On February 7, a team led by Professor Dong Bo from the Fang Zongxi Center for Marine Evo-Devo at Ocean University of China (OUC) published a research article entitled “Identification of protein precursor for thyroid hormone synthesis in basal chordate ascidian Styela clava” in the internationally renowned journal Nature Communications. The study is the first to identify and functionally validate, in an invertebrate, the protein precursor required for thyroid hormone biosynthesis, thyroglobulin-like (TG-like), thereby providing important scientific evidence for understanding the origin and evolution of the thyroid hormone endocrine system.
Thyroid hormones (THs) play central regulatory roles in animal growth and development, metabolic regulation, and life-cycle transitions. The mechanism of TH synthesis is systematically elucidated in vertebrates with thyroglobulin (TG) as the protein precursor for hormone synthesis. TG provides the key tyrosine residues required for TH production and serves as a core molecule in this process. However, although THs have been detected in a variety of invertebrates and their important roles in development and metamorphosis have been validated, the key protein precursor involved in TH synthesis has remained unidentified. This long-standing gap has constrained our understanding of the molecular basis of TH synthesis and the evolutionary origin of the thyroid endocrine system.
Using the chordate Styela clava as the research subject, the researchers combined immunofluorescence, immunoprecipitation-mass spectrometry, phylogenetic analysis, expression analysis, and in vitro iodination experiments to successfully identify the protein precursor for TH synthesis in this ascidian, which they named thyroglobulin-like (TG-like). The study found that the TG-like protein contains multiple Tg1 domains (vertebrate TG proteins contain 11 Tg1 domains). Compared with other Tg1 domain-containing proteins, TG-like is more closely related to vertebrate TG proteins. Expression analyses further showed that the spatiotemporal expression patterns of the Tg-like gene during early development of S. clava were highly consistent with those of key genes involved in TH synthesis, and it was specifically expressed in the thyroid-equivalent region of the endostyle, the structure responsible for TH synthesis in ascidian adults. In vitro iodination experiments further demonstrated that the TG-like protein is capable of providing hormonogenic sites for TH synthesis.

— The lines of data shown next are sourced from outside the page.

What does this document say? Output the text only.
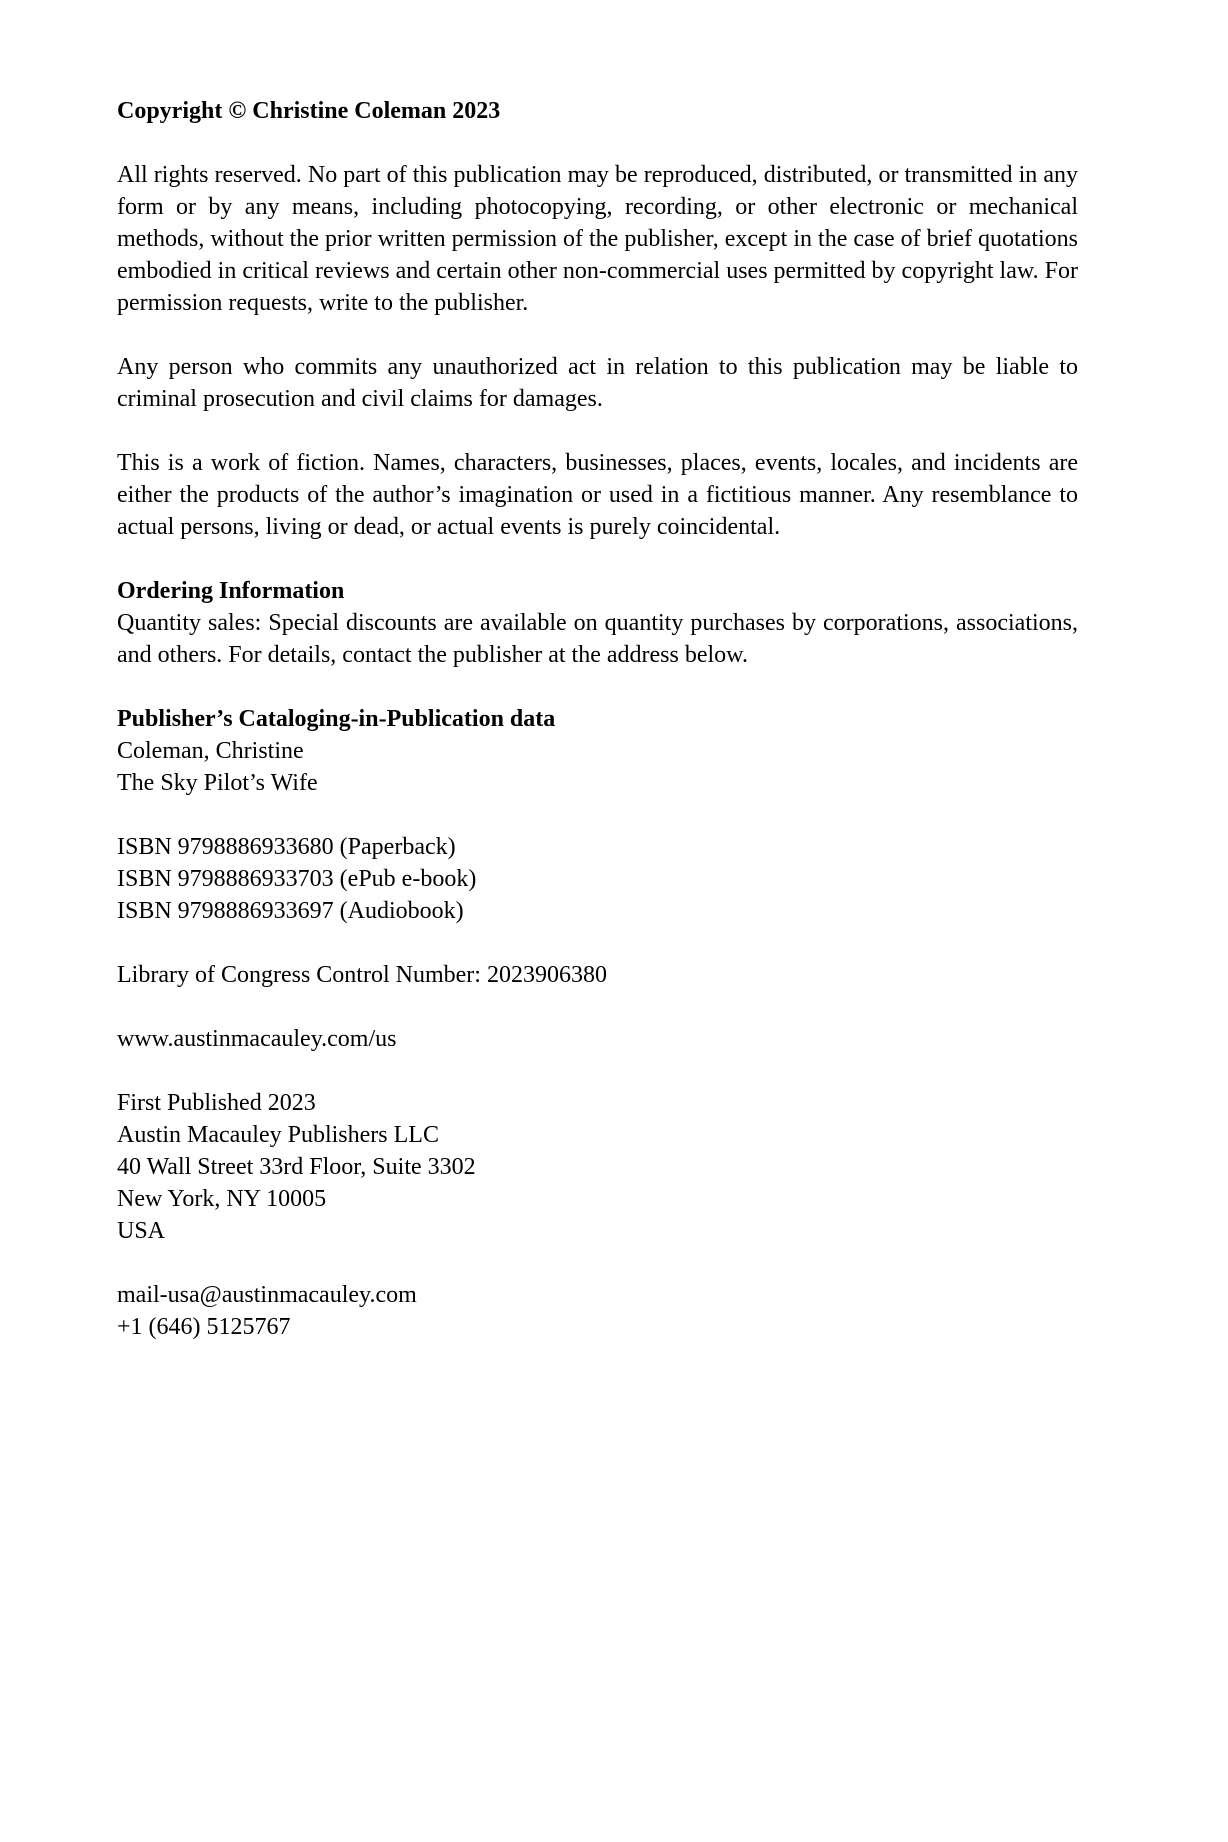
Copyright © Christine Coleman 2023

All rights reserved. No part of this publication may be reproduced, distributed, or transmitted in any form or by any means, including photocopying, recording, or other electronic or mechanical methods, without the prior written permission of the publisher, except in the case of brief quotations embodied in critical reviews and certain other non-commercial uses permitted by copyright law. For permission requests, write to the publisher.

Any person who commits any unauthorized act in relation to this publication may be liable to criminal prosecution and civil claims for damages.

This is a work of fiction. Names, characters, businesses, places, events, locales, and incidents are either the products of the author’s imagination or used in a fictitious manner. Any resemblance to actual persons, living or dead, or actual events is purely coincidental.

Ordering Information

Quantity sales: Special discounts are available on quantity purchases by corporations, associations, and others. For details, contact the publisher at the address below.

Publisher’s Cataloging-in-Publication data

Coleman, Christine

The Sky Pilot’s Wife

ISBN 9798886933680 (Paperback)

ISBN 9798886933703 (ePub e-book)

ISBN 9798886933697 (Audiobook)

Library of Congress Control Number: 2023906380

www.austinmacauley.com/us

First Published 2023

Austin Macauley Publishers LLC

40 Wall Street 33rd Floor, Suite 3302

New York, NY 10005

USA

mail-usa@austinmacauley.com

+1 (646) 5125767
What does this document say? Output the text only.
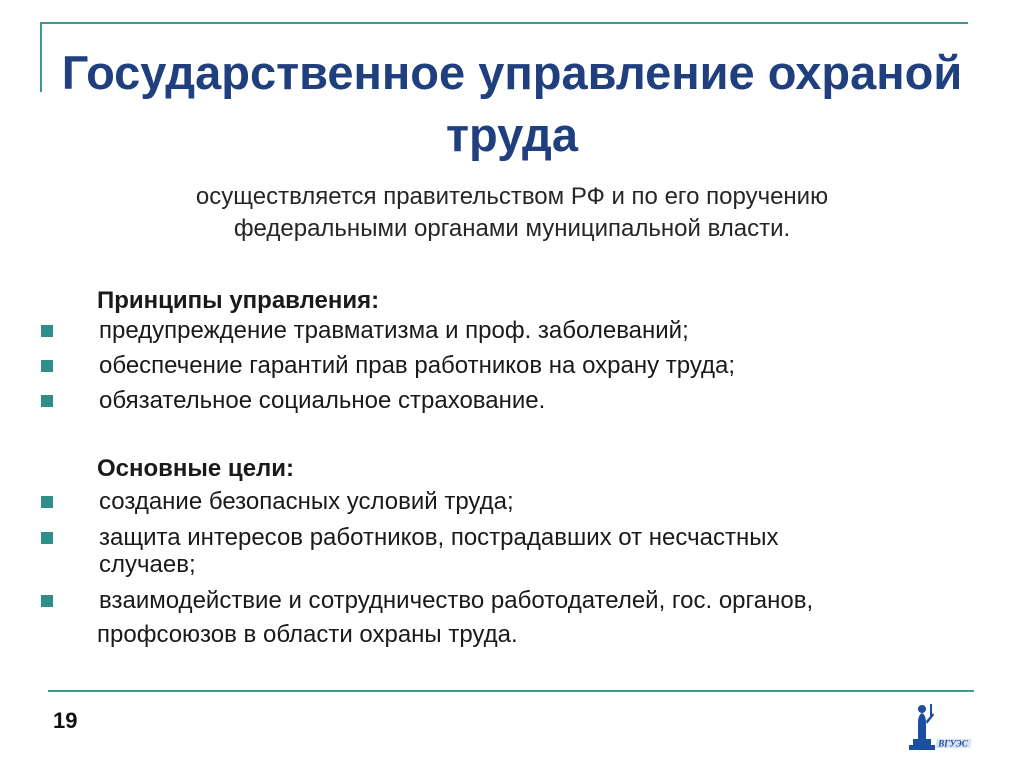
Государственное управление охраной труда
осуществляется правительством РФ и по его поручению
федеральными органами муниципальной власти.
Принципы управления:
предупреждение травматизма и проф. заболеваний;
обеспечение гарантий прав работников на охрану труда;
обязательное социальное страхование.
Основные цели:
создание безопасных условий труда;
защита интересов работников, пострадавших от несчастных
случаев;
взаимодействие и сотрудничество работодателей, гос. органов,
профсоюзов в области охраны труда.
19
ВГУЭС
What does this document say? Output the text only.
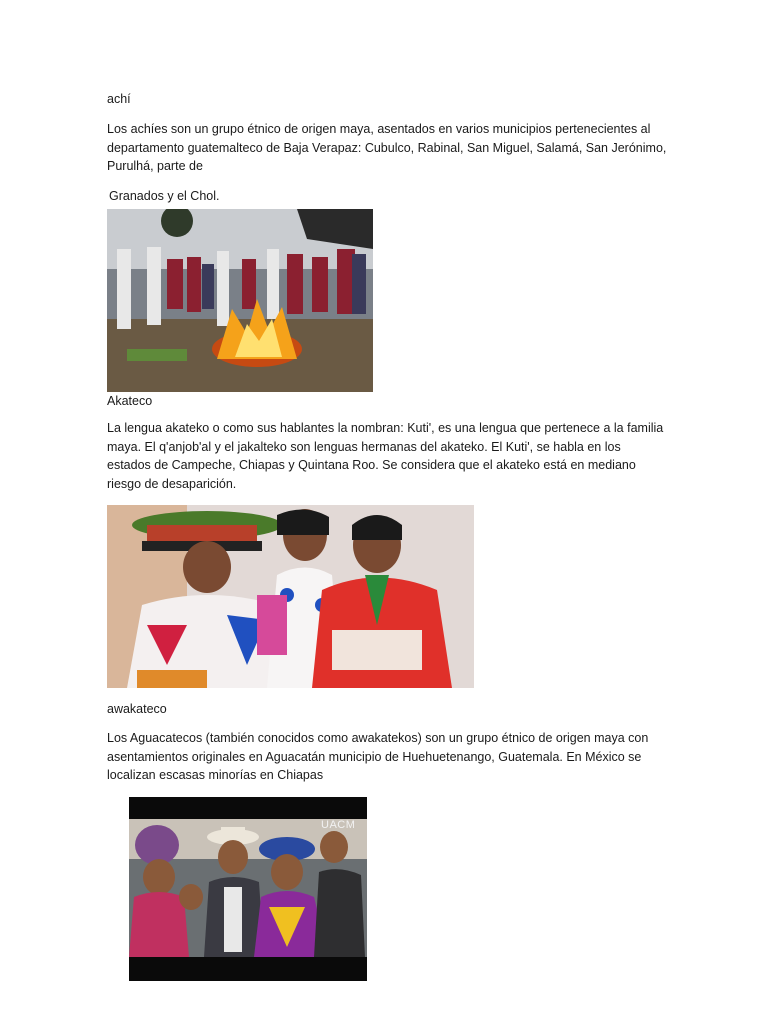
achí

Los achíes son un grupo étnico de origen maya, asentados en varios municipios pertenecientes al departamento guatemalteco de Baja Verapaz: Cubulco, Rabinal, San Miguel, Salamá, San Jerónimo, Purulhá, parte de

Granados y el Chol.

Akateco

La lengua akateko o como sus hablantes la nombran: Kuti', es una lengua que pertenece a la familia maya. El q'anjob'al y el jakalteko son lenguas hermanas del akateko. El Kuti', se habla en los estados de Campeche, Chiapas y Quintana Roo. Se considera que el akateko está en mediano riesgo de desaparición.

awakateco

Los Aguacatecos (también conocidos como awakatekos) son un grupo étnico de origen maya con asentamientos originales en Aguacatán municipio de Huehuetenango, Guatemala. En México se localizan escasas minorías en Chiapas

UACM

The research team conducted in vivo RNA interference (RNAi) experiments to knockdown the expression of Tg-like gene in S. clava. It was observed that TH (T3 and T4) levels were decreased significantly upon knockdown of the Tg-like gene, and that key developmental events during metamorphosis, including tail regression, organ morphogenesis, and body extension, were all remarkedly impaired. It is noteworthy that exogenous supplementation with TH effectively rescued the developmental defects and abnormal phenotypes caused by Tg-like knockdown. These results indicate that the Tg-like gene plays a key regulatory role in the metamorphosis of S. clava by participating in the synthesis of TH.
In addition, the team identified an invaginated follicle-like structure in the central anterior region of the larval trunk. This structure consists of three to five closely contacted cells and is highly enriched in THs and proteins key to TH synthesis-related proteins, such as TG-like. Its tissue morphology and molecular composition are highly similar to those of vertebrate thyroid follicles. After knockdown of the Tg-like gene, TH signals in this follicle-like structure became undetectable, and its structural integrity was also severely disrupted. These findings indicate that the follicle-like structure is the major site of TH synthesis and storage in ascidian larvae, representing a proto-thyroid follicle.
At the molecular evolutionary level, based on the domain-based structure of the TG-like protein in S. clava rather than merely primary sequence similarity, the researchers predicted the presence of TG-like proteins with similar structural characteristics across bilaterians. This finding supports the notion that endogenous TH synthesis may have an ancient and conserved evolutionary origin in bilaterians.
Professor Dong Bo and his team have long focused on ascidians as a model for investigating the regulatory mechanisms of metamorphosis. In 2020, the team published the multi-omics data for the highly invasive ascidian Styela clava in Molecular Ecology Resources, revealing the crucial regulatory role of TH signaling in its metamorphosis. In 2024, the team reported the spatial single-cell transcriptomic atlas for the endostyle of S. clava in Science Advances, uncovering the presence of thyroid-homologous cells in the endostyle and their differentiation trajectory. Building on this foundation, the present study is the first to systematically identify and functionally validate the protein precursor required for TH synthesis in an invertebrate, thereby filling a critical gap in research on the biosynthesis mechanism of TH in invertebrates,which is of great theoretical significance for understanding the origin, evolution, and functional emergence of the thyroid endocrine system.